The US digital asset regulation has once again sent a key signal. Cynthia Lummis, a Republican senator from Wyoming and a long-time supporter of the crypto industry, posted on the social media platform X today (1st) to announce the "Responsible Finance Innovation Act," which is expected to be introduced in 2026. This act will allow major banks to provide digital asset custody, pledging, and payment services under appropriate supervision, indicating that US lawmakers are accelerating the integration of digital assets into the mainstream financial system.
In her post, Lummis pointed out that digital assets have become an indispensable part of the US financial system, and operating within a regulated banking system would not only help strengthen consumer protection but also unleash the industry's growth potential. She emphasized that the core spirit of the bill is "innovation under regulation," rather than allowing the market to develop in a disorderly manner.
What is the Responsible Finance Innovation Act of 2026?
The so-called "Responsible Financial Innovation Act of 2026" (RFIA 2026) is a new legislative proposal announced by Lummis at the end of 2025. This bill follows the versions she co-introduced with Democratic Senator Kirsten Gillibrand in 2022 and 2023. Although the previous bills failed to pass, they laid an important foundation for establishing a comprehensive regulatory framework for digital assets in the United States.
Compared to the previous version, the new RFIA 2026 has been adjusted to address current market developments and regulatory needs. Its goal is to complement the "Clarity Act on Digital Asset Markets," which was passed by the House of Representatives this year, and together fill long-standing regulatory gray areas. One key focus is the clear distinction between which digital assets are securities and which are commodities, placing them under the supervision of the Securities and Exchange Commission (SEC) and the Commodity Futures Trading Commission (CFTC) respectively, thus resolving long-standing disputes over the responsibilities and powers between industry and regulatory agencies.
Furthermore, the bill allows large banks to participate in digital asset-related businesses, including custody, staking, and payment services, under strict supervision and compliance requirements, thereby formally integrating crypto assets into the traditional banking system. Legislators believe this move will help improve consumer protection, prevent financial crime, attract more institutional investment, and promote innovation and economic growth.
Based on currently available information, RFIA 2026 may also include regulations requiring stablecoins to have 100% reserves, anti-money laundering measures, and related risk management, attempting to strike a balance between encouraging innovation and maintaining financial stability. However, the bill is currently still in the proposal announcement stage and has not yet been formally submitted to Congress or obtained a bill number.
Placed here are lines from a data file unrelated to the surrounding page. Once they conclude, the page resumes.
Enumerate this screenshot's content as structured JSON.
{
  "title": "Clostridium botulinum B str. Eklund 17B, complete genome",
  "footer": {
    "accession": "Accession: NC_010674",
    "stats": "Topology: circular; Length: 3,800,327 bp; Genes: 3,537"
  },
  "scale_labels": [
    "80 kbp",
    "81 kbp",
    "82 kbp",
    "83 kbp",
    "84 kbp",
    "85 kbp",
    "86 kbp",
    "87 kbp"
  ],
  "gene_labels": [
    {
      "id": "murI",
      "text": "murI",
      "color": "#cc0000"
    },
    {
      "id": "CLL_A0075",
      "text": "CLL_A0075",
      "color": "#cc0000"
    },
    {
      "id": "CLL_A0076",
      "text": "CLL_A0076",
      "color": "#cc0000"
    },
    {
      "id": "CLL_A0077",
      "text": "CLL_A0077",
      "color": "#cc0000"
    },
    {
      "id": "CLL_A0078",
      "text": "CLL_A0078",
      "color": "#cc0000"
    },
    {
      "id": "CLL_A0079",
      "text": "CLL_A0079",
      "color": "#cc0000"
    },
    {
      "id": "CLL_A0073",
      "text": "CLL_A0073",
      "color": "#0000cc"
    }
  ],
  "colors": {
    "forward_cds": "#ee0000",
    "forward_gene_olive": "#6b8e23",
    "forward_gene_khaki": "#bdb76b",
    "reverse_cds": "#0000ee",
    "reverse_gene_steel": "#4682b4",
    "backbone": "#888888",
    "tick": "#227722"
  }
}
However, Lummis stated that she will actively push for the bill in 2026, hoping to complete a key piece of the puzzle in the US federal-level digital asset regulatory framework before the end of her senator term. If the bill is successfully passed, it is widely believed that this will become the first comprehensive cryptocurrency regulation in the United States, and could have a profound impact on the long-term adoption and development of Bitcoin and other digital assets.